All this to say: I made this take both provided seeds in set_seed()
into account as well as
provided a method for using the init_by_array()
function. I also included a function that
will initialize based on a hash of the arguments provided to call the program. This is handy
for me because I will often run several copies of the same program with only minor changes
in the arguments but I also want the results to be reproducible (at least while testing).
The hash makes it so that each program will have a rather different seed even with only a
minor change in the arguments but will have the same seed if I run it again with the exact
same arguments.
Using This
Include the header for mt19337
and replaceR
and you can use set_seed
and runif
just as
you did before. I provide a set of
reference results to check
whether your installation is working.
You can compile and run the example file here:
gcc mt19937ar.c replaceR.c testreplaceR.c -o testreplaceR
./testreplaceR
To initialize with a hash of the arguments, you can call hash_init_rand(argc, argv)
or
if you are combining it with a set of seeds, hash_set_seed(argc, argv, seed1, seed2)
.
As written, these are like the reference implementation and the library in that they use
global variables for state. You can get around this.
Future thoughts
The MT random number generator has a few difficulties: it fails statistical tests, has a large state, has problems when it comes to seeds that differ very little (problem for parallelism), and is slow for what it gives you. Also, observing a few hundred draws will tell you everything you need to know about the state, which you may or may not care about.
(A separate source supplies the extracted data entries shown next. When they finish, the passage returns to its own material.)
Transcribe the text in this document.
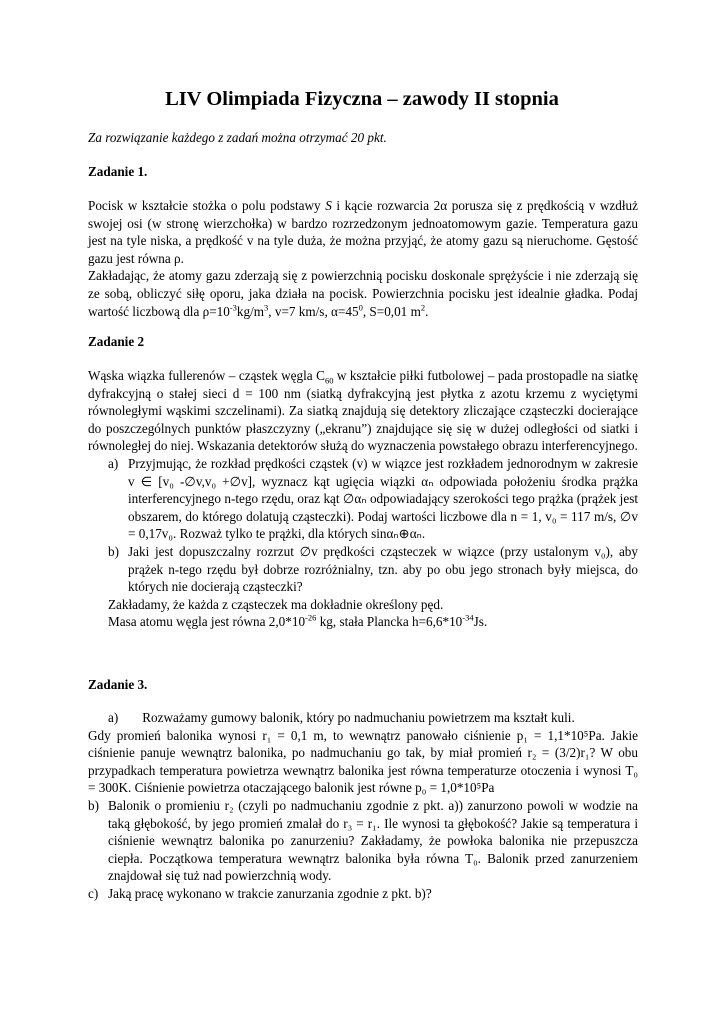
LIV Olimpiada Fizyczna – zawody II stopnia
Za rozwiązanie każdego z zadań można otrzymać 20 pkt.
Zadanie 1.

Pocisk w kształcie stożka o polu podstawy S i kącie rozwarcia 2α porusza się z prędkością v wzdłuż swojej osi (w stronę wierzchołka) w bardzo rozrzedzonym jednoatomowym gazie. Temperatura gazu jest na tyle niska, a prędkość v na tyle duża, że można przyjąć, że atomy gazu są nieruchome. Gęstość gazu jest równa ρ.

Zakładając, że atomy gazu zderzają się z powierzchnią pocisku doskonale sprężyście i nie zderzają się ze sobą, obliczyć siłę oporu, jaka działa na pocisk. Powierzchnia pocisku jest idealnie gładka. Podaj wartość liczbową dla $\rho=10^{-3}kg/m^3$, v=7 km/s, $\alpha=45^0$, S=0,01 $m^2$.

Zadanie 2

Wąska wiązka fullerenów – cząstek węgla $C_{60}$ w kształcie piłki futbolowej – pada prostopadle na siatkę dyfrakcyjną o stałej sieci d = 100 nm (siatką dyfrakcyjną jest płytka z azotu krzemu z wyciętymi równoległymi wąskimi szczelinami). Za siatką znajdują się detektory zliczające cząsteczki docierające do poszczególnych punktów płaszczyzny („ekranu”) znajdujące się się w dużej odległości od siatki i równoległej do niej. Wskazania detektorów służą do wyznaczenia powstałego obrazu interferencyjnego.

a) Przyjmując, że rozkład prędkości cząstek (v) w wiązce jest rozkładem jednorodnym w zakresie v ∈ [v₀ -∅v,v₀ +∅v], wyznacz kąt ugięcia wiązki αₙ odpowiada położeniu środka prążka interferencyjnego n-tego rzędu, oraz kąt ∅αₙ odpowiadający szerokości tego prążka (prążek jest obszarem, do którego dolatują cząsteczki). Podaj wartości liczbowe dla n = 1, v₀ = 117 m/s, ∅v = 0,17v₀. Rozważ tylko te prążki, dla których sinαₙ⊕αₙ.
b) Jaki jest dopuszczalny rozrzut ∅v prędkości cząsteczek w wiązce (przy ustalonym v₀), aby prążek n-tego rzędu był dobrze rozróżnialny, tzn. aby po obu jego stronach były miejsca, do których nie docierają cząsteczki?

Zakładamy, że każda z cząsteczek ma dokładnie określony pęd.

Masa atomu węgla jest równa $2,0*10^{-26}$ kg, stała Plancka $h=6,6*10^{-34}Js$.

Zadanie 3.

a) Rozważamy gumowy balonik, który po nadmuchaniu powietrzem ma kształt kuli.

Gdy promień balonika wynosi r₁ = 0,1 m, to wewnątrz panowało ciśnienie p₁ = 1,1*10⁵Pa. Jakie ciśnienie panuje wewnątrz balonika, po nadmuchaniu go tak, by miał promień r₂ = (3/2)r₁? W obu przypadkach temperatura powietrza wewnątrz balonika jest równa temperaturze otoczenia i wynosi T₀ = 300K. Ciśnienie powietrza otaczającego balonik jest równe p₀ = 1,0*10⁵Pa

b) Balonik o promieniu r₂ (czyli po nadmuchaniu zgodnie z pkt. a)) zanurzono powoli w wodzie na taką głębokość, by jego promień zmalał do r₃ = r₁. Ile wynosi ta głębokość? Jakie są temperatura i ciśnienie wewnątrz balonika po zanurzeniu? Zakładamy, że powłoka balonika nie przepuszcza ciepła. Początkowa temperatura wewnątrz balonika była równa T₀. Balonik przed zanurzeniem znajdował się tuż nad powierzchnią wody.
c) Jaką pracę wykonano w trakcie zanurzania zgodnie z pkt. b)?
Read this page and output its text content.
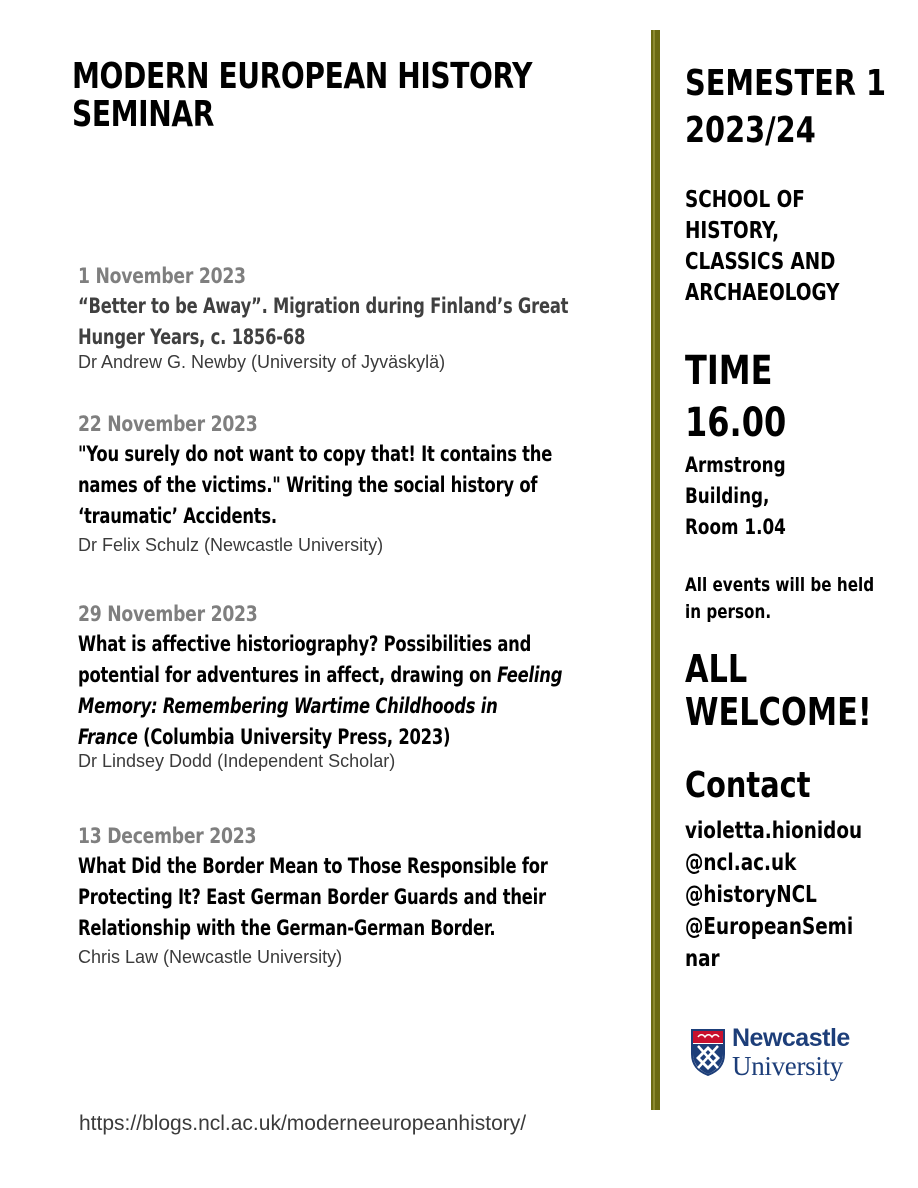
MODERN EUROPEAN HISTORY
SEMINAR
1 November 2023
“Better to be Away”. Migration during Finland’s Great
Hunger Years, c. 1856-68
Dr Andrew G. Newby (University of Jyväskylä)
22 November 2023
"You surely do not want to copy that! It contains the
names of the victims." Writing the social history of
‘traumatic’ Accidents.
Dr Felix Schulz (Newcastle University)
29 November 2023
What is affective historiography? Possibilities and
potential for adventures in affect, drawing on Feeling
Memory: Remembering Wartime Childhoods in
France (Columbia University Press, 2023)
Dr Lindsey Dodd (Independent Scholar)
13 December 2023
What Did the Border Mean to Those Responsible for
Protecting It? East German Border Guards and their
Relationship with the German-German Border.
Chris Law (Newcastle University)
https://blogs.ncl.ac.uk/moderneeuropeanhistory/
SEMESTER 1
2023/24
SCHOOL OF
HISTORY,
CLASSICS AND
ARCHAEOLOGY
TIME
16.00
Armstrong
Building,
Room 1.04
All events will be held
in person.
ALL
WELCOME!
Contact
violetta.hionidou
@ncl.ac.uk
@historyNCL
@EuropeanSemi
nar
Newcastle
University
There are other PRNGs that may or may not have these problems. In the future, I’ll talk about
implementing them in R
or what difficulties there are in doing that (I’ve been looking at
PCG, for one).
Footnote: Marsaglia Multicarry
It’s pretty easy code, it fits on three lines:
/* 0177777(octal) == 65535(decimal)*/
I1= 36969*(I1 & 0177777) + (I1>>16);
I2= 18000*(I2 & 0177777) + (I2>>16);
return fixup(((I1 << 16)^(I2 & 0177777)) * i2_32m1); /* in [0,1) */
I1
is one seed, I2
is another seed, i2_32m1
is \(2^{32}-1\)
. Figuring out what’s going on there is an
exercise, I guess.